Chazal l’intranquille ne s’est pas débarrassée de ses traumatismes d’enfant. « Ma mère n’était jamais contente, jamais bien. J’ai passé ma vie entière à tout faire pour la rendre plus heureuse, moins anxieuse, pour la rassurer, la calmer. » Un personnage ambigu, à la fois puissant et fragile. Pas du tout chaleureuse ni démonstrative, elle avait le pouvoir de plomber l’ambiance comme personne, de faire planer sur sa fille une indéracinable peur de rater. Et pourtant, cette mère en souffrance vivait mal sa désespérante négativité. Claire : « Cette crainte permanente, tapie au fond d’elle-même, je la guettais, je scrutais son visage soudain tendu, la crispation de ses mains, ses longues inspirations pour ramener en elle le calme… Cela assombrissait tout. J’aurais tout donné pour lui voir un sourire, je faisais tout pour l’entendre me dire : ‘Je suis contente.’ Alors je me devais de me hisser à la hauteur de ses attentes, d’être la meilleure… » Vaillant petit soldat, elle en a tiré sa détermination. Mais à quel prix ! Elle observe : « La peur n’est pas innée, elle se transmet. Voilà comment j’ai absorbé celle qui tenaillait ma mère. » Et ça n’est pas son père, pourtant plus extraverti, plus « féminin », qui pouvait réchauffer l’atmosphère. « Une vie si triste, sans joie… » Elle ajoute, désolée : « Avec un tel héritage, cela n’a pas dû être facile pour mes compagnons. »

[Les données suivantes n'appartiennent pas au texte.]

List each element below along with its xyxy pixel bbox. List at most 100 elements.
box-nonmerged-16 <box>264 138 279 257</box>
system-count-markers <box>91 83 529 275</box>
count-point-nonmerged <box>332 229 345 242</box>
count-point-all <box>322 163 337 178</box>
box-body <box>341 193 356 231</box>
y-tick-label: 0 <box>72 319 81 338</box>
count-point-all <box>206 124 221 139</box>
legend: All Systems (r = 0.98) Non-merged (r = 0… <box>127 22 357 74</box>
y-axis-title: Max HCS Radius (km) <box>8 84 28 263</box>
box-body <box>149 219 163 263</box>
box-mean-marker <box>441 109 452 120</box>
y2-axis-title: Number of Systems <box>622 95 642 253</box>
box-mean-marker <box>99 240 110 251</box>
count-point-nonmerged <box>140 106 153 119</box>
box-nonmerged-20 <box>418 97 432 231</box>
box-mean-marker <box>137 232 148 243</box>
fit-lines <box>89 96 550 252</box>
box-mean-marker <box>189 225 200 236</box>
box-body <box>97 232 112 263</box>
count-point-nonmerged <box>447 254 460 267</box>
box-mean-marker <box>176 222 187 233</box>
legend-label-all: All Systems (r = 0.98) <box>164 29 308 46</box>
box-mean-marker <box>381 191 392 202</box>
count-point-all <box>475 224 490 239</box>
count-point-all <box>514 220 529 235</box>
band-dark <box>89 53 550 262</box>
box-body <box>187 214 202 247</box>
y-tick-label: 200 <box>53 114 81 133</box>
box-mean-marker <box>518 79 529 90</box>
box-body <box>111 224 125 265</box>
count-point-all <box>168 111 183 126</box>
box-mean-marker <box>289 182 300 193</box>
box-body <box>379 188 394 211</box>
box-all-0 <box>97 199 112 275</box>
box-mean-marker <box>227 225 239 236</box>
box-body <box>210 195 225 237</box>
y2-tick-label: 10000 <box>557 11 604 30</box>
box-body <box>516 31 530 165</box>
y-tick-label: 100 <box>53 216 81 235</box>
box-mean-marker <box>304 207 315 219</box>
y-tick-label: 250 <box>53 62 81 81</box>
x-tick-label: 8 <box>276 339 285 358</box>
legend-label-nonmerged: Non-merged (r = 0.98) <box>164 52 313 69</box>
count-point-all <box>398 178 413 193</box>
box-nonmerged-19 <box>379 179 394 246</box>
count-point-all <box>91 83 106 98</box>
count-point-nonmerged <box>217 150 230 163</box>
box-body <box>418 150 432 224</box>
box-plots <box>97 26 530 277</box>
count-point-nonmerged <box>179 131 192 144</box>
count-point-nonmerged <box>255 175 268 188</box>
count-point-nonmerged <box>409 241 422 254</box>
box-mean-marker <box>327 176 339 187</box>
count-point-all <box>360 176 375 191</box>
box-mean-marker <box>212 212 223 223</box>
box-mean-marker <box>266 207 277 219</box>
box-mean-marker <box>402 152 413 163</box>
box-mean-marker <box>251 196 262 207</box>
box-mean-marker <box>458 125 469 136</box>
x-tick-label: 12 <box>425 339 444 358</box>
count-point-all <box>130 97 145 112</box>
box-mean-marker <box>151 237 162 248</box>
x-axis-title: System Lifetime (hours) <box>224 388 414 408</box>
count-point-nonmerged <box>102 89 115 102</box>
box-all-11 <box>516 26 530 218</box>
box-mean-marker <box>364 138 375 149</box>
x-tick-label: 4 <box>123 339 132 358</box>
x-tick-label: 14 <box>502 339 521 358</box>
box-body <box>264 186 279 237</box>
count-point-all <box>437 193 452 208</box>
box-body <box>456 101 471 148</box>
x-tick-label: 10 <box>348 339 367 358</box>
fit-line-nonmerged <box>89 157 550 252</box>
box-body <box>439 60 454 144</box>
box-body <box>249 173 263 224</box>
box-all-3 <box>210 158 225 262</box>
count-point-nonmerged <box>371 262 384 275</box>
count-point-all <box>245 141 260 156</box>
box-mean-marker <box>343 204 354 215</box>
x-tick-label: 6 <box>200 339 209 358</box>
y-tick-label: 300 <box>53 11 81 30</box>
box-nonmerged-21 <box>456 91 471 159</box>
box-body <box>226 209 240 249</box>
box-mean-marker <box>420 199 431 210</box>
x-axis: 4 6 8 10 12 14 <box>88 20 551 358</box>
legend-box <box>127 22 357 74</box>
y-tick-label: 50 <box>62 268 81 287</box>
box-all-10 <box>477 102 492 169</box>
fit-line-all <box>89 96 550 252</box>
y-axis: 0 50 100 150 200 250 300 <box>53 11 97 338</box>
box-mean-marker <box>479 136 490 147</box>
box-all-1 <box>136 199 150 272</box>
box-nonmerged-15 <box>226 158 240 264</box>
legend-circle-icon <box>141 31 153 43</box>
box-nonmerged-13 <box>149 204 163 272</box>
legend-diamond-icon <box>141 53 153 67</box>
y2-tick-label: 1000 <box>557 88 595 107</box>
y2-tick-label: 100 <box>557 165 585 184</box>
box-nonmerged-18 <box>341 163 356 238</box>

On a beaucoup glosé sur ses déclarations à son ami Marc-Olivier Fogiel, qui l’interviewait pour Paris Match en 2017 : « J’ai plus de plaisir à me priver qu’à être rassasiée, il y a comme une joie de l’ascèse. » Elle persiste et signe : « Oui, j’aime l’ascèse, le corps asséché, l’effort sur soi, la maîtrise. Le contrôle de l’appétit, des envies. » OK, vous ne verrez jamais cette stoïque se goinfrer de millefeuilles. D’ailleurs, elle n’aime pas le sucré. Goûte néanmoins un délicieux petit chocolat du Meurice. Un seul. Mais elle adore voir approcher l’heure de l’apéro, raffole de charcuteries, de fromages arrosés d’un vin blanc ou d’un spritz. Claire a la gourmandise sélective, balisée. Mais son ascèse s’applique-t-elle à sa libido ? Sur ses îles Eoliennes, entre un vino frizzante et trois copeaux de parmesan, il ne lui manque qu’une sérénade romantique au coucher du soleil sur la lagune.

 

Claire Chazal sera sur France 5 à la rentrée pour son émission « Passage des arts », tous les jours à 20 heures 20.